И сразу же, без всякого перехода в интонации, с той же юношеской звонкостью сообщил:

— Между прочим, твой старик работает героически, на зависть другим. А Лиза молодец: бодра, активна, молода, как комсомолка... Об Игнате она вам ничего не сообщала?

— А что? — бросился я к нему. У меня похолодело сердце.— Случилось что-нибудь, Павел Павлыч?

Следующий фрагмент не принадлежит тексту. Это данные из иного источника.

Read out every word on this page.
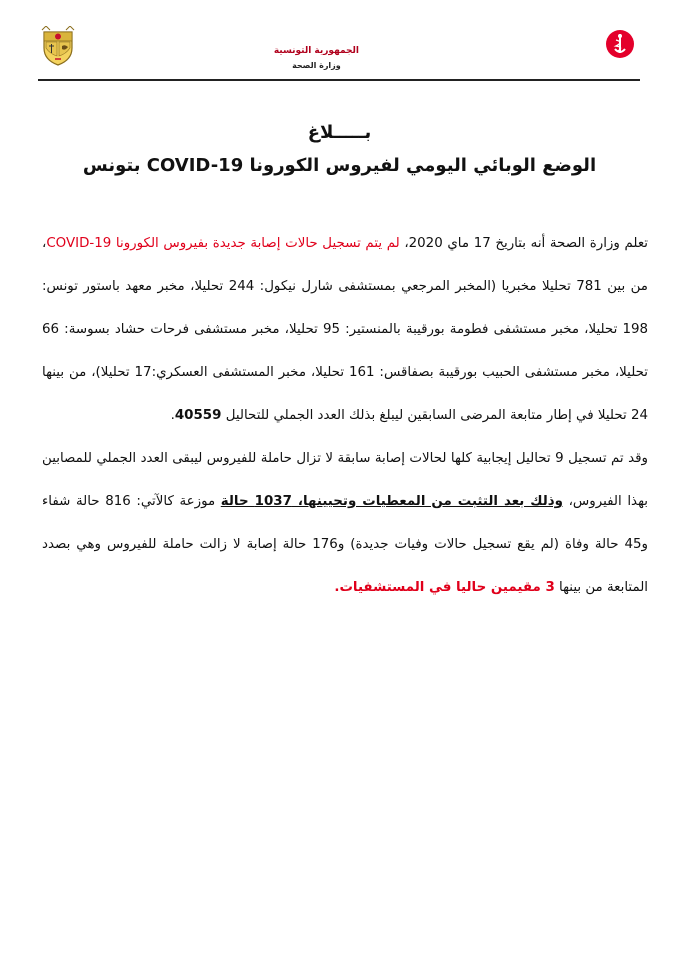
الجمهورية التونسية
وزارة الصحة
بـــــلاغ
الوضع الوبائي اليومي لفيروس الكورونا COVID-19 بتونس

تعلم وزارة الصحة أنه بتاريخ 17 ماي 2020، لم يتم تسجيل حالات إصابة جديدة بفيروس الكورونا COVID-19، من بين 781 تحليلا مخبريا (المخبر المرجعي بمستشفى شارل نيكول: 244 تحليلا، مخبر معهد باستور تونس: 198 تحليلا، مخبر مستشفى فطومة بورقيبة بالمنستير: 95 تحليلا، مخبر مستشفى فرحات حشاد بسوسة: 66 تحليلا، مخبر مستشفى الحبيب بورقيبة بصفاقس: 161 تحليلا، مخبر المستشفى العسكري:17 تحليلا)، من بينها 24 تحليلا في إطار متابعة المرضى السابقين ليبلغ بذلك العدد الجملي للتحاليل 40559.

وقد تم تسجيل 9 تحاليل إيجابية كلها لحالات إصابة سابقة لا تزال حاملة للفيروس ليبقى العدد الجملي للمصابين بهذا الفيروس، وذلك بعد التثبت من المعطيات وتحيينها، 1037 حالة موزعة كالآتي: 816 حالة شفاء و45 حالة وفاة (لم يقع تسجيل حالات وفيات جديدة) و176 حالة إصابة لا زالت حاملة للفيروس وهي بصدد المتابعة من بينها 3 مقيمين حاليا في المستشفيات.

— Ничего, ничего... Все в порядке.

И опять без передышки крикнул высоким пронзительным голосом в глубину длинного, сияющего электричеством многолюдного цеха:

— Товарищи! Друзья! Эта смена — исключительная на нашем заводе. Николай Прокофьич Шаронов становится на вахту с обязательством дать к концу смены пятнадцать норм. Никогда еще на фрезерных станках никто из мастеров не ставил таких рекордов: хочется верить, что товарищ Шаронов свое обязательство выполнит. Я не удивлюсь, если он и этот рекорд перекроет. Наш русский человек — особенный человек, он невозможное делает возможным. Он всегда поражал мир своими дерзаниями. Доказал он это победами в эпоху пятилеток, а теперь — и на полях сражений, и на трудовом фронте. Завтра утром товарищ Шаронов даст нам отчет о результатах своей работы. Это будет новая победа тысячников. Тысячники появляются везде, но это все-таки единицы, отдельные герои. Шаронов пробивает дорогу массовому движению победителей-бойцов, которые разят одновременно и рутину и фашистского зверя. Пожелаем же Николаю Прокофьевичу (он поднял руку и повернулся ко мне), пожелаем же нашему товарищу и другу блестящего успеха! (Аплодисменты.)